5 (difensore centrale) – Christian LOPEZ: Francese d’Algeria, muove i primi passi nel Rocheville. Qui lo scoprono gli osservatori del St. Etienne, nel cui Settore Giovanile approda nel 1969, a 16 anni. 2 anni dopo debutta in prima squadra, rimanendovi fino al 1982, anno in cui si trasferirà al Tolosa, dopo aver vinto 4 campionati, di cui 3 consecutivi (1974-1976 e 1981) e 3 Coppe di Francia (1974, 1975 e 1977). Era inoltre in campo nella finale di Coppa dei Campioni 1975-‘76 In viola rimane per 3 stagioni quindi, dopo un’annata col Montpellier, chiude col calcio professionistico nel 1986. Si trasferisce quindi nelle serie minori, al Montélimar, dove resta per 2 stagioni: la prima da giocatore-allenatore, la seconda solo in panchina. Si dedica quindi all’attività assicurativa, guidando al contempo un piccolo club dilettantistico della zona di Tolosa, il Cugnaux, fino al 1994. Tornato a vivere al Le Cannet, si trasferisce poi per lavoro in Corsica, collaborando col Bastia. Dal 1999 al 2004 è responsabile del Centro di Formazione e allenatore della Squadra Riserve del Cannes, quindi torna al Cannet Rocheville (club doveva aveva mosso i primi passi) come allenatore, guidandolo fino al 2011. Successivamente diviene dirigente del medesimo club. È terzo assoluto per presenze nella storia del club, con 453. Con la Francia ha giocato 39 partite (di cui 9 da capitano), segnando una rete e partecipando a 2 Mondiali (1978 e 1982, chiuso col quarto posto finale).
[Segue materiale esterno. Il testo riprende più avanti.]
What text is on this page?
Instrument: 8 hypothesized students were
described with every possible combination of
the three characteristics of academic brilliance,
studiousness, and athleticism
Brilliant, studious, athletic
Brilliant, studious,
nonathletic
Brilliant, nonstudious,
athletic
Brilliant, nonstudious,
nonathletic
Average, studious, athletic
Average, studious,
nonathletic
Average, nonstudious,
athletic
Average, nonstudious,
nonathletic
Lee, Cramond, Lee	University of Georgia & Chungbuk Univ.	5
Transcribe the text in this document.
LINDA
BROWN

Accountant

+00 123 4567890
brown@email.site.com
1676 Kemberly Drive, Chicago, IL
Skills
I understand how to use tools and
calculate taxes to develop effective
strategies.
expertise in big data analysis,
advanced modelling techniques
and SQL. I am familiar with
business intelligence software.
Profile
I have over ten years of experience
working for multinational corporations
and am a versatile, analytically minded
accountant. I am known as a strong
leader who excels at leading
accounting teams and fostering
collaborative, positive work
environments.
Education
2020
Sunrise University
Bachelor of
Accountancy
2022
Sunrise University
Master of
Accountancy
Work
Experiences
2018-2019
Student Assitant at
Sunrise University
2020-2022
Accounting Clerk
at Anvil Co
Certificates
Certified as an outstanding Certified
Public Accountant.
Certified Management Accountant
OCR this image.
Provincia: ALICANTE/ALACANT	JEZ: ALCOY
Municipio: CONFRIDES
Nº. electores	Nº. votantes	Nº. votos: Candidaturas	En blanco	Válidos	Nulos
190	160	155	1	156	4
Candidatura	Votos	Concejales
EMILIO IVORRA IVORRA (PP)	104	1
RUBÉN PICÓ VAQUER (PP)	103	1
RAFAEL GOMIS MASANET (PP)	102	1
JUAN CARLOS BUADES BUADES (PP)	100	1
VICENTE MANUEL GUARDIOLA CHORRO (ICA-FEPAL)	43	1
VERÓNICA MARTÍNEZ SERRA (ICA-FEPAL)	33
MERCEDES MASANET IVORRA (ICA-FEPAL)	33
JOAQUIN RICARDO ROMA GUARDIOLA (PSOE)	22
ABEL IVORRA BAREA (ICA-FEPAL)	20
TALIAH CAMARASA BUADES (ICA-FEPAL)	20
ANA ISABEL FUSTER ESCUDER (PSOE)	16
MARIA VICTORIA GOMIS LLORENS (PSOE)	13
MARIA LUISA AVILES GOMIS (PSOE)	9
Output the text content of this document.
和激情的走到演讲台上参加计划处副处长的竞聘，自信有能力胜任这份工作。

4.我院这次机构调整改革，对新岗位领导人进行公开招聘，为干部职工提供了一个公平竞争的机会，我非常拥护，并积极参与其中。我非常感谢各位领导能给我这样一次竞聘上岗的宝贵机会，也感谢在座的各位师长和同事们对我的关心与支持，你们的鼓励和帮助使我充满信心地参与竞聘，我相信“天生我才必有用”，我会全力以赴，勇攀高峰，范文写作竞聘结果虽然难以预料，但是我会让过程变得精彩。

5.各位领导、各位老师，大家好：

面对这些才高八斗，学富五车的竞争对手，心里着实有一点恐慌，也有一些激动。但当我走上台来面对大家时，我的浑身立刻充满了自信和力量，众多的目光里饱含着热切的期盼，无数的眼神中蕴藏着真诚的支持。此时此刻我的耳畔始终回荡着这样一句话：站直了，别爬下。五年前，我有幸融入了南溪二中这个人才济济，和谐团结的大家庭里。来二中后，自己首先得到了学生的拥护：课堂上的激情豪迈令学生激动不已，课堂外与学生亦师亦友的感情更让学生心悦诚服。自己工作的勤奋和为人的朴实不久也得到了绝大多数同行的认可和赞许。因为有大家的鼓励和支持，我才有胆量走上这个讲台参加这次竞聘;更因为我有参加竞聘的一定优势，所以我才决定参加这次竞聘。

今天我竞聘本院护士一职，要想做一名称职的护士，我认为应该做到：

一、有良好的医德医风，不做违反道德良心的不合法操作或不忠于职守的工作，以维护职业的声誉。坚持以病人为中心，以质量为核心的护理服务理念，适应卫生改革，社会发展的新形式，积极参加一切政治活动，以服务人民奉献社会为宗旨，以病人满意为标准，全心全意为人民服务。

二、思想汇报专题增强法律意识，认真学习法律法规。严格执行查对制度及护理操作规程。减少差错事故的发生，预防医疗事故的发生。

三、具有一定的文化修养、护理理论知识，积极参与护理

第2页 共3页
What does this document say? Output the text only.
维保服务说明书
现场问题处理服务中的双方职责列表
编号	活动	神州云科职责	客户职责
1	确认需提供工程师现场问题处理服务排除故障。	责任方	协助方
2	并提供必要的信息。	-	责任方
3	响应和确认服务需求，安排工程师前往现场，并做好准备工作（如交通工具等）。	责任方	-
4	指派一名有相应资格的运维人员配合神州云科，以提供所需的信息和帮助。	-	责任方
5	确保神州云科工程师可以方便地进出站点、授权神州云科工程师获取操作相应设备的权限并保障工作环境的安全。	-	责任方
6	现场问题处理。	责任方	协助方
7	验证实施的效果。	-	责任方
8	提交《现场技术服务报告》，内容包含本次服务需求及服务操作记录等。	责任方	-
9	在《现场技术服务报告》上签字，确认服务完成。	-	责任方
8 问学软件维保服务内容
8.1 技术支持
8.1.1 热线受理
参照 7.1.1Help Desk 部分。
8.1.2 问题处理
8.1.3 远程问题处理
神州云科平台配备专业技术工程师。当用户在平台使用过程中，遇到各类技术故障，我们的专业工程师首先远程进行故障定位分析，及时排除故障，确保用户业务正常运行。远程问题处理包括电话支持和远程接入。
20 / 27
6 (centrocampista centrale) – René DOMINGO: Nato a Sourcieux-les-Mines, non lontano da St. Etienne, dopo gli inizi col La Combelle-Charbonnier, nel 1949, a 21 anni non ancora compiuti, approda proprio ai ‘verdi’. Vi rimarrà per 15 anni, fino alla fine della carriera, giunta anzitempo per un grave infortunio, nel 1964. Divenuto presto capitano della squadra, la guida alla vittoria in campionato nella stagione 1956-‘57 e alla conquista della Supercoppa di Francia 1957 e della Coppa di Francia nel 1962. In quella stessa stagione, però, il club retrocede nella B francese. Vince però subito il torneo (oltre che la sua seconda Supercoppa di Francia), tornando immediatamente nella massima serie, che clamorosamente vincerà da neopromossa nel 1964, canto del cigno per lo storico capitano, che ha vestito la fascia per ben 424 volte su 537 presenze totali, che ne fanno il recordman assoluto per partite ufficiali giocate con la maglia del club. È scomparso nel giugno 2013. Citazione per Aimé Jacquet, per oltre un decennio ‘volante’ in maglia verde e poi CT della Francia campione del mondo nel 1998 (curiosità: il suo vice e successore, Roger Lamerre, era il capitano avversario nella finale di Coppa di Francia 1970, nella quale il St. Etienne strapazzò in Nantes con un 5 a 0).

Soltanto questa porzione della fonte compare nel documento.